P.S.: There is a short term earnings impact but that is insignificant compared what is lost on a long term basis.



To: kash johal who wrote (109163)5/3/2000 2:11:00 AM
From: Joe NYC  Read Replies (3) | Respond to of 1579144
 
Kash

I agree the hot rail miscue is pretty disastrous.

Although it would be nice to have a 4 to 8 way chipset, theoretically speaking, practically, this whip would not go anywhere. I think it would be a little over-optimistic that Athlon, Thunderbird or Mustang will ever go to servers with over 2 processors.

There are about 2 or 3 market segments that AMD has to penetrate to gain enough credibility to go into > 2 way servers: Mainstream business computers, High end / workstations, with potentially dual processor, and low end / mainstream servers (single or dual).

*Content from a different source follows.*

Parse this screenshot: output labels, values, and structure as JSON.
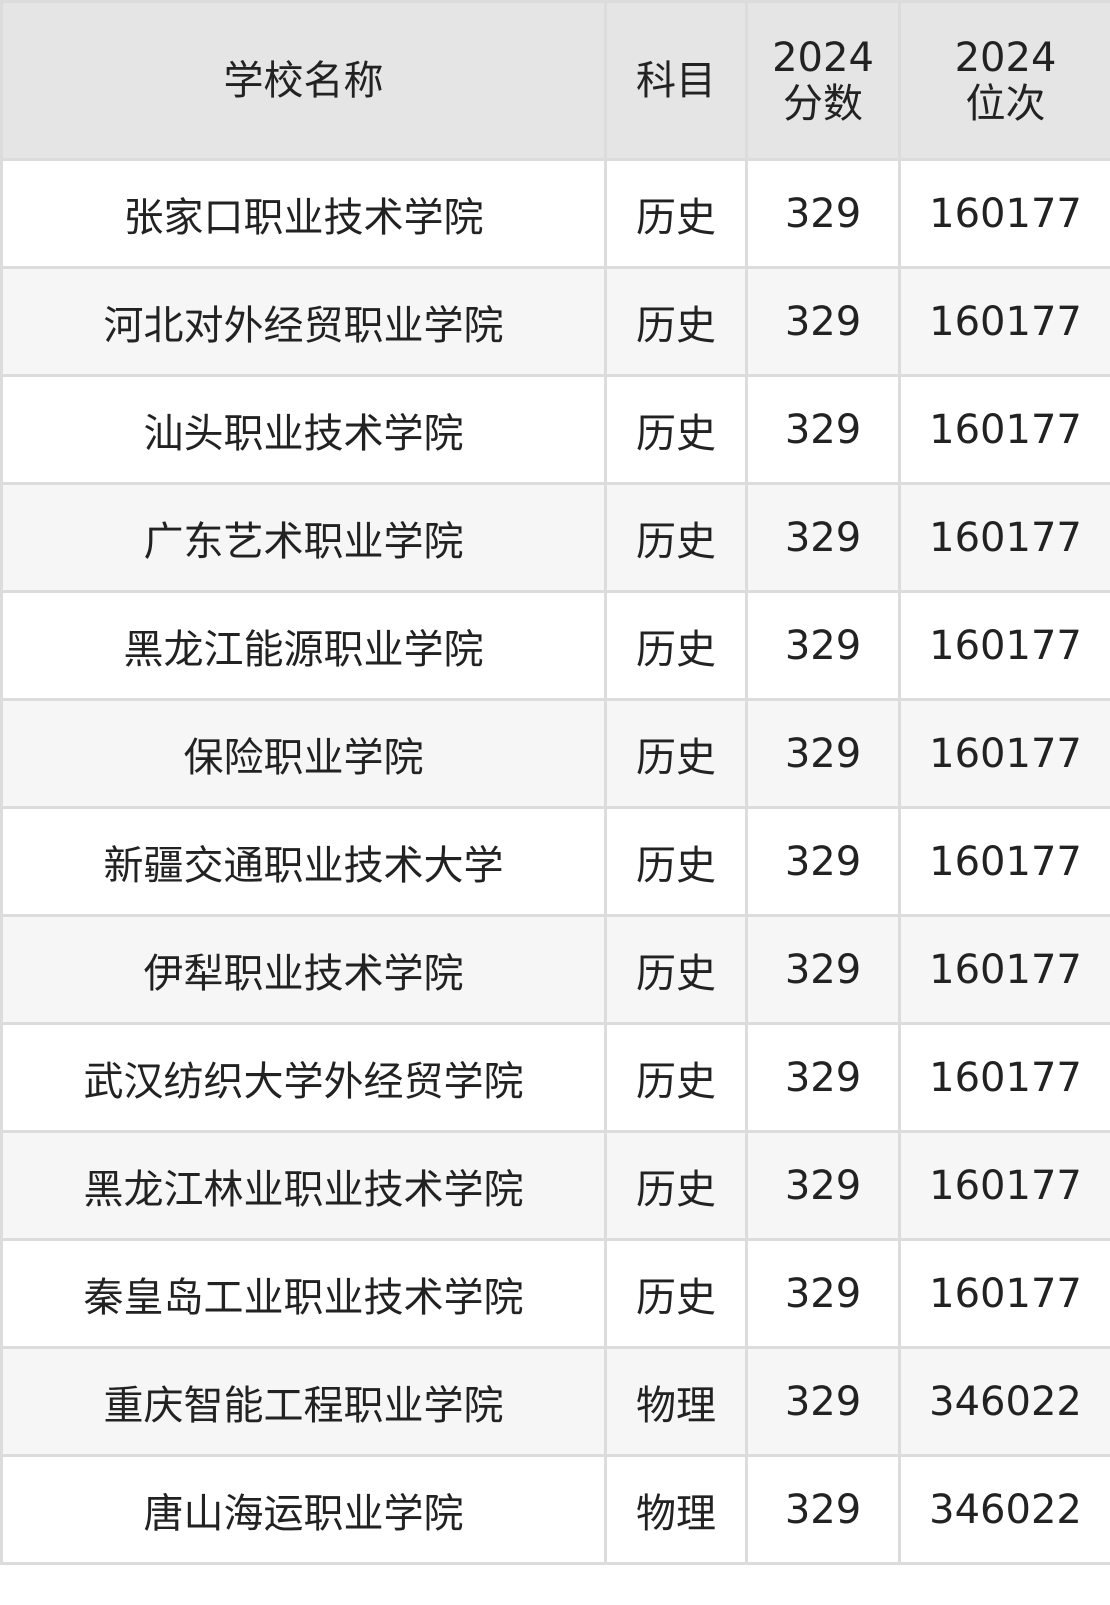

Right now, AMD has pretty much 0 market share in these segments. It will take time to penetrate these segments. At this point, if you told me that in May 2001 AMD will have 30% of single or dual servers, I would consider it a huge success.

In my opinion, Hot Rail's chance of making money on Athlon class chipsets in > 2 way configuration is pretty much zero.

Where the opportunity will be is with Sledgehammer, which will be completely new core, requiring new chipsets. This is where AMD has a chance. This is why I would be curious if AMD has any team working on a > 2 way chipset internally.